From the look of the cover, Nick Tapalansky’s “Awakening” looks like a scary graphic novel. In many ways, it is. But it’s not a consistent scare. It goes from what looks like a world filled with horror, to a dull murder case that goes in different and often confusing directions.
While there are certain moments that will keep you interested, the overall story is a turn off.
In the once peaceful city of Park Falls, there has been a series of missing persons and gruesome murders. Town nutjob Cynthia Ford comes forward to speak with retired police detective Derrick Peters one January afternoon with information about the strange occurrences, claiming that they’re connected somehow. She also believes that zombies are responsible for the murders. Naturally, Peters doesn’t believe her. Compelled by their shared history, he looks into Cynthia’s evidence.

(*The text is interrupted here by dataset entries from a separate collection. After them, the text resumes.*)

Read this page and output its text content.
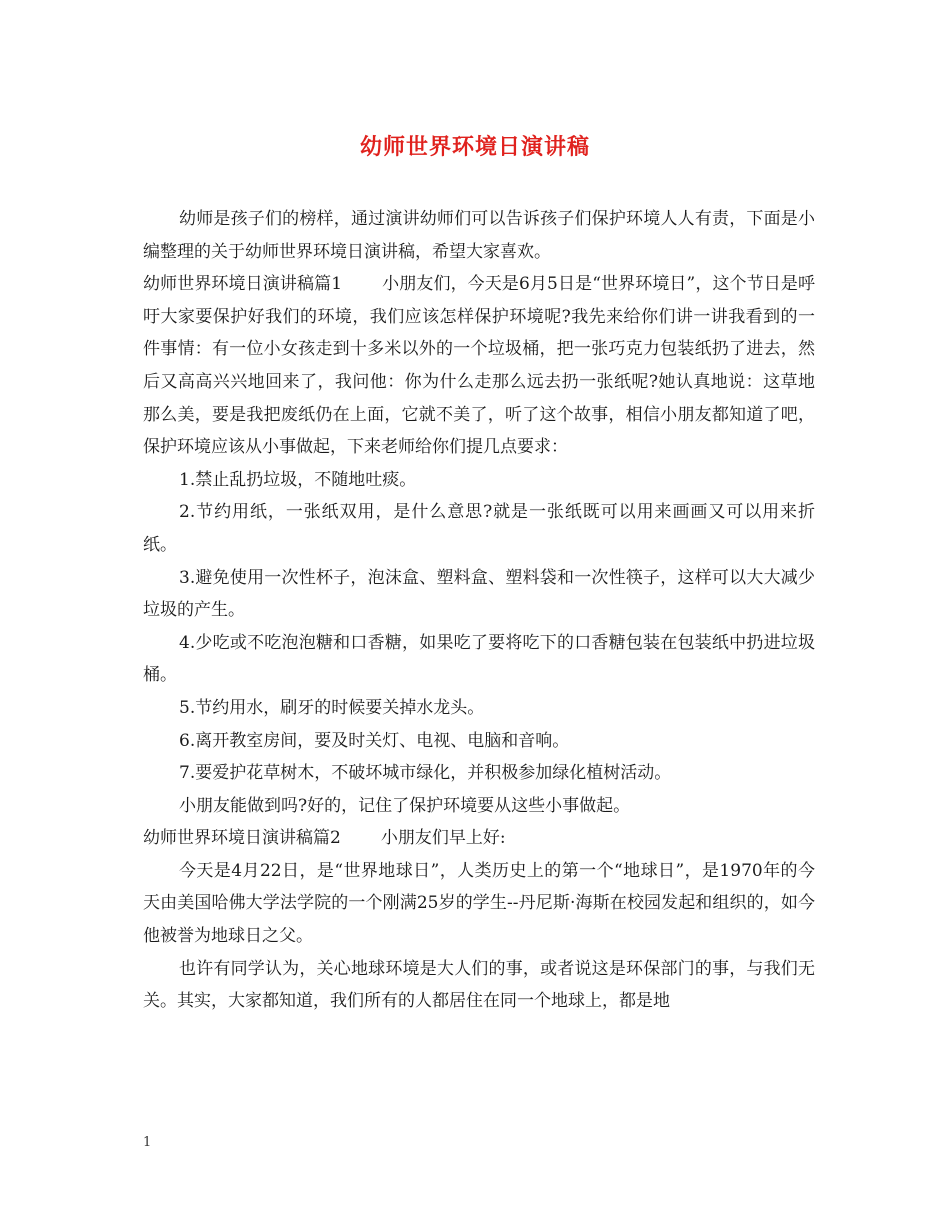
幼师世界环境日演讲稿

幼师是孩子们的榜样，通过演讲幼师们可以告诉孩子们保护环境人人有责，下面是小编整理的关于幼师世界环境日演讲稿，希望大家喜欢。

幼师世界环境日演讲稿篇1 小朋友们，今天是6月5日是“世界环境日”，这个节日是呼吁大家要保护好我们的环境，我们应该怎样保护环境呢?我先来给你们讲一讲我看到的一件事情：有一位小女孩走到十多米以外的一个垃圾桶，把一张巧克力包装纸扔了进去，然后又高高兴兴地回来了，我问他：你为什么走那么远去扔一张纸呢?她认真地说：这草地那么美，要是我把废纸仍在上面，它就不美了，听了这个故事，相信小朋友都知道了吧，保护环境应该从小事做起，下来老师给你们提几点要求：

1.禁止乱扔垃圾，不随地吐痰。

2.节约用纸，一张纸双用，是什么意思?就是一张纸既可以用来画画又可以用来折纸。

3.避免使用一次性杯子，泡沫盒、塑料盒、塑料袋和一次性筷子，这样可以大大减少垃圾的产生。

4.少吃或不吃泡泡糖和口香糖，如果吃了要将吃下的口香糖包装在包装纸中扔进垃圾桶。

5.节约用水，刷牙的时候要关掉水龙头。

6.离开教室房间，要及时关灯、电视、电脑和音响。

7.要爱护花草树木，不破坏城市绿化，并积极参加绿化植树活动。

小朋友能做到吗?好的，记住了保护环境要从这些小事做起。

幼师世界环境日演讲稿篇2 小朋友们早上好:

今天是4月22日，是“世界地球日”，人类历史上的第一个“地球日”，是1970年的今天由美国哈佛大学法学院的一个刚满25岁的学生--丹尼斯·海斯在校园发起和组织的，如今他被誉为地球日之父。

也许有同学认为，关心地球环境是大人们的事，或者说这是环保部门的事，与我们无关。其实，大家都知道，我们所有的人都居住在同一个地球上，都是地

1
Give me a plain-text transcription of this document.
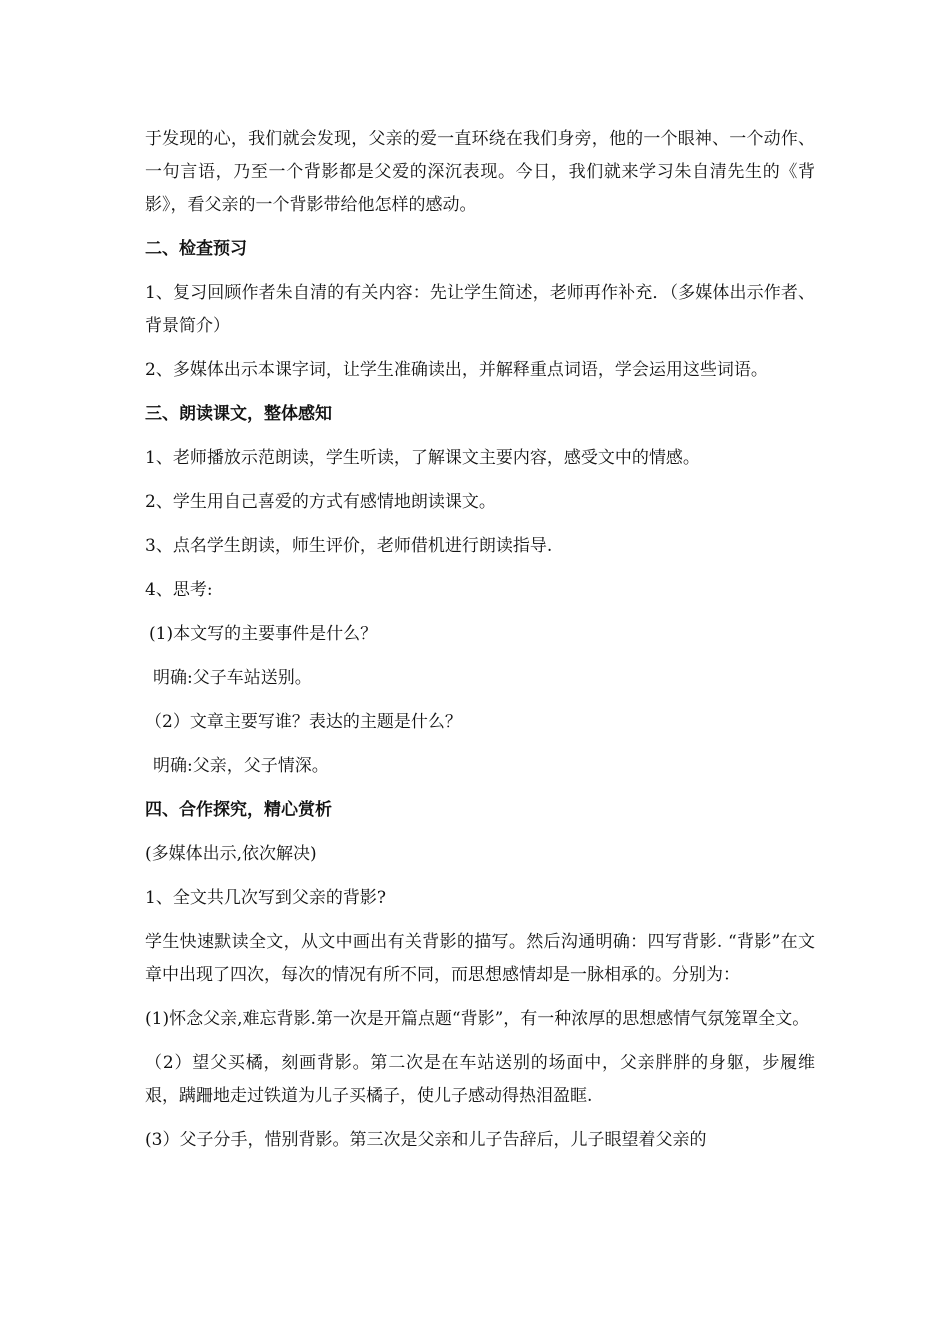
于发现的心，我们就会发现，父亲的爱一直环绕在我们身旁，他的一个眼神、一个动作、一句言语，乃至一个背影都是父爱的深沉表现。今日，我们就来学习朱自清先生的《背影》，看父亲的一个背影带给他怎样的感动。

二、检查预习

1、复习回顾作者朱自清的有关内容：先让学生简述，老师再作补充．（多媒体出示作者、背景简介）

2、多媒体出示本课字词，让学生准确读出，并解释重点词语，学会运用这些词语。

三、朗读课文，整体感知

1、老师播放示范朗读，学生听读，了解课文主要内容，感受文中的情感。

2、学生用自己喜爱的方式有感情地朗读课文。

3、点名学生朗读，师生评价，老师借机进行朗读指导.

4、思考:

(1)本文写的主要事件是什么？

明确:父子车站送别。

（2）文章主要写谁？表达的主题是什么？

明确:父亲，父子情深。

四、合作探究，精心赏析

(多媒体出示,依次解决)

1、全文共几次写到父亲的背影?

学生快速默读全文，从文中画出有关背影的描写。然后沟通明确：四写背影. “背影”在文章中出现了四次，每次的情况有所不同，而思想感情却是一脉相承的。分别为：

(1)怀念父亲,难忘背影.第一次是开篇点题“背影”，有一种浓厚的思想感情气氛笼罩全文。

（2）望父买橘，刻画背影。第二次是在车站送别的场面中，父亲胖胖的身躯，步履维艰，蹒跚地走过铁道为儿子买橘子，使儿子感动得热泪盈眶.

(3）父子分手，惜别背影。第三次是父亲和儿子告辞后，儿子眼望着父亲的
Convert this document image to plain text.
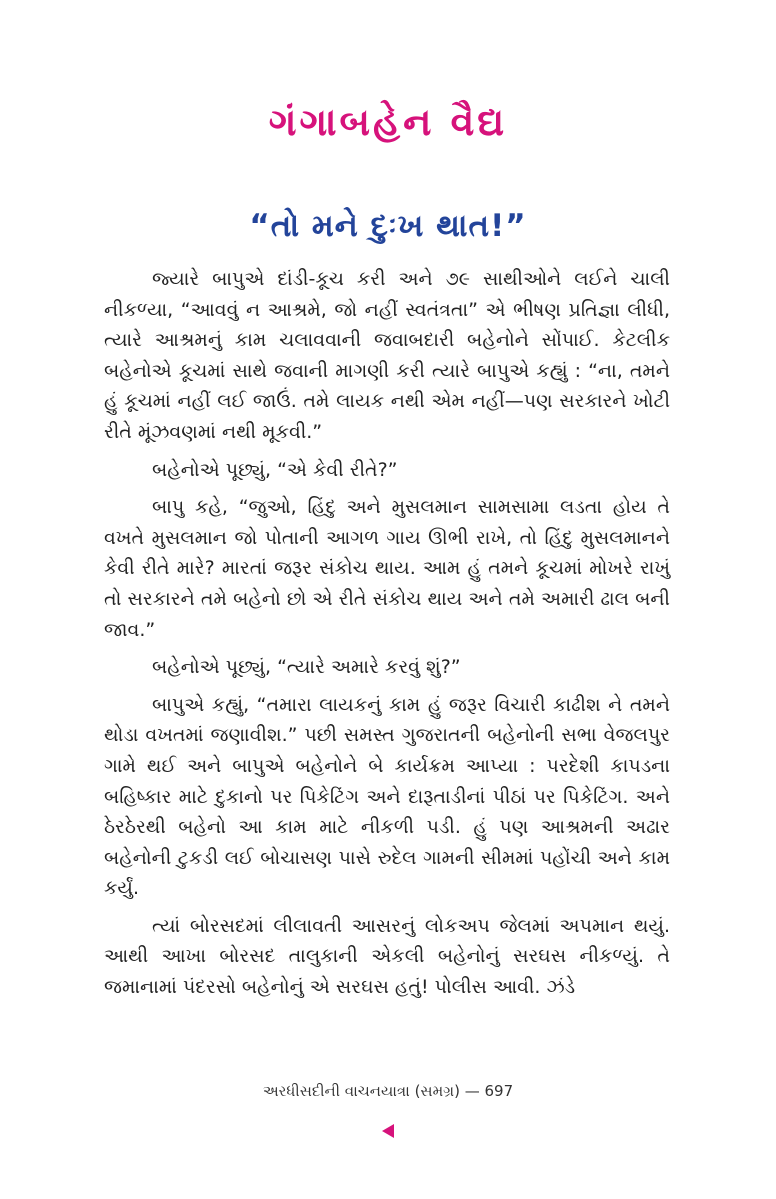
ગંગાબહેન વૈદ્ય
“તો મને દુઃખ થાત!”

જ્યારે બાપુએ દાંડી-કૂચ કરી અને ૭૯ સાથીઓને લઈને ચાલી નીકળ્યા, “આવવું ન આશ્રમે, જો નહીં સ્વતંત્રતા” એ ભીષણ પ્રતિજ્ઞા લીધી, ત્યારે આશ્રમનું કામ ચલાવવાની જવાબદારી બહેનોને સોંપાઈ. કેટલીક બહેનોએ કૂચમાં સાથે જવાની માગણી કરી ત્યારે બાપુએ કહ્યું : “ના, તમને હું કૂચમાં નહીં લઈ જાઉં. તમે લાયક નથી એમ નહીં—પણ સરકારને ખોટી રીતે મૂંઝવણમાં નથી મૂકવી.”

બહેનોએ પૂછ્યું, “એ કેવી રીતે?”

બાપુ કહે, “જુઓ, હિંદુ અને મુસલમાન સામસામા લડતા હોય તે વખતે મુસલમાન જો પોતાની આગળ ગાય ઊભી રાખે, તો હિંદુ મુસલમાનને કેવી રીતે મારે? મારતાં જરૂર સંકોચ થાય. આમ હું તમને કૂચમાં મોખરે રાખું તો સરકારને તમે બહેનો છો એ રીતે સંકોચ થાય અને તમે અમારી ઢાલ બની જાવ.”

બહેનોએ પૂછ્યું, “ત્યારે અમારે કરવું શું?”

બાપુએ કહ્યું, “તમારા લાયકનું કામ હું જરૂર વિચારી કાઢીશ ને તમને થોડા વખતમાં જણાવીશ.” પછી સમસ્ત ગુજરાતની બહેનોની સભા વેજલપુર ગામે થઈ અને બાપુએ બહેનોને બે કાર્યક્રમ આપ્યા : પરદેશી કાપડના બહિષ્કાર માટે દુકાનો પર પિકેટિંગ અને દારૂતાડીનાં પીઠાં પર પિકેટિંગ. અને ઠેરઠેરથી બહેનો આ કામ માટે નીકળી પડી. હું પણ આશ્રમની અઢાર બહેનોની ટુકડી લઈ બોચાસણ પાસે રુદેલ ગામની સીમમાં પહોંચી અને કામ કર્યું.

ત્યાં બોરસદમાં લીલાવતી આસરનું લોકઅપ જેલમાં અપમાન થયું. આથી આખા બોરસદ તાલુકાની એકલી બહેનોનું સરઘસ નીકળ્યું. તે જમાનામાં પંદરસો બહેનોનું એ સરઘસ હતું! પોલીસ આવી. ઝંડે

અરધીસદીની વાચનયાત્રા (સમગ્ર) — 697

The investigation then leads Peters, federal scientist Dr. Daniel Howe, attack survivor Sandra Lafayette and others in the city down a shaky path as each must reconcile their past before facing what lies ahead. Throughout the graphic novel, these characters come to grips with all that they’ve been through. It is only the beginning. As the weeks turn to months, the death rate slowly rises.
While each character has their own story, the focus on the zombies is very limited. There are only a few instances where we see gruesome murders take place. Suspense is present, albeit for a short amount of time. The excitement because of this quickly diminishes. You’ll crave for more, to only be frustrated. That lack of consistency quickly deflates this comic.
Away from the often shoddy writing, “Awakening” features phenomenal art work by Alex Eckman-Lawn that fits well with the story. The style alone is chilling and gives the comic the extra horrific effect. It is the only positive this book has. After pages of running from one character to another, trying to figure out how the city’s dead body count is rising, the book gets boring. When you do find out several secrets involving the purpose of the killings, it is nothing to cry home about.
As you experience this dark journey, the overall feeling is one of disappointment. Instead of focusing on the zombies, the real root of the story, there is more focus on how these characters are trying to find useless answers. In terms of survival and experiencing an adrenaline rush, this story does not provide that at all. The lack of action and suspense takes away what could have been a phenomenal book.
While the truth is unavoidable during this story, “Awakening” should be avoided.